= Serafino Porrecta =

Italian Dominican theologian

Serafino Porrecta (b. 1536; d. at Bologna, 2 January 1614) was an Italian Dominican theologian.

His family name was Capponi; he was called a Porrecta from his place of birth.

He is best known as a commentator on the Summa of Thomas Aquinas; he also wrote commentaries on the books of the Old and New Testaments.

==Life==

He joined the Dominican Order at Bologna in 1552. His life was devoted entirely to study, teaching, writing, and preaching.

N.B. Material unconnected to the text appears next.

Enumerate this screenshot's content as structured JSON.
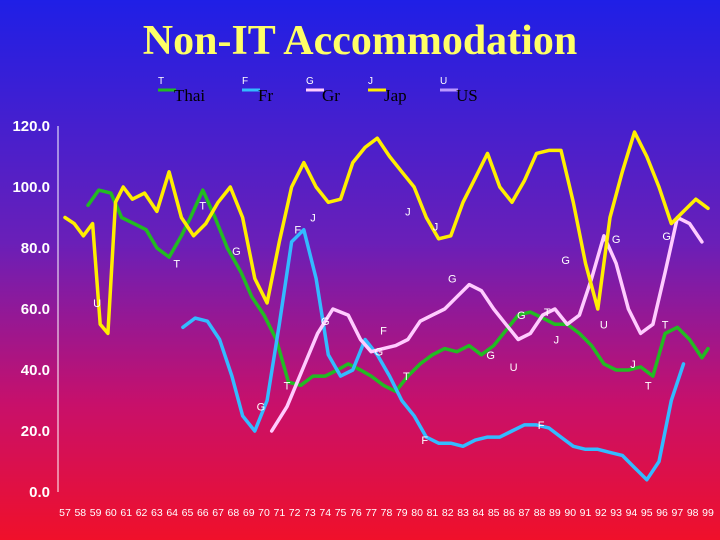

He taught philosophy, theology (dogmatic and moral), and Sacred Scripture. In 1606, Capponi was invited to teach theology and Sacred Scripture to the Carthusians in a monastery near Bologna. He accepted the invitation, but two years later he was recalled to Bologna, where he died. Giovanni Michele Pio, who wrote his life, states that on the last day of his life Porrecta completed his explanation on the last verse of the Psalms. The people of Bologna venerated him as a saint; miracles are said to have been wrought through his intercession and his body was taken (1615) from the community burying-ground to be deposited in the Dominican church.

==Works==

Until the Leonine edition of Thomas Aquinas's works appeared, the Porrecta-Cajetan commentaries were classical. Features of these commentaries are set forth in the title of the Venice edition of 1612. His principal works are:
- Elucidationes formales in summam theologicam S. Thomae de Aquino (Venice, 1588, 1596);
- Summa totius theologiae D. Thomae ... cum elucidationibus formalibus ... (Venice, 1612; Padua, 1698; Rome, 1773).

To the first volume were added:

- De altitudine doctrinae Thomisticae; Regulae ad lectorem; Five indices.

Jacques Échard censures the addition of the Expositio in primam partem and Tractatus de praescientia et praedestinationa of Giovanni Crisostomo Javèlli;

- Veritates aureae supra totam legem veterem ... (Venice, 1590);
- "Commentaries on St. Mattew" (Venice, 1602);
- "St. John" (Venice, 1604); those on St. Mark and St. Luke were not published;
- Scholia super comp. Theologicae veritatis Alberti Magni (Venice, 1588, 1590). Échard says the compendium was not by Albertus Magnus (I, p. 176);
- Tota theologia S. Th. Aquin. In compendium redacta (Venice, 1597);
- Commentarii in psalmos (one volume published, Bologna, 1692).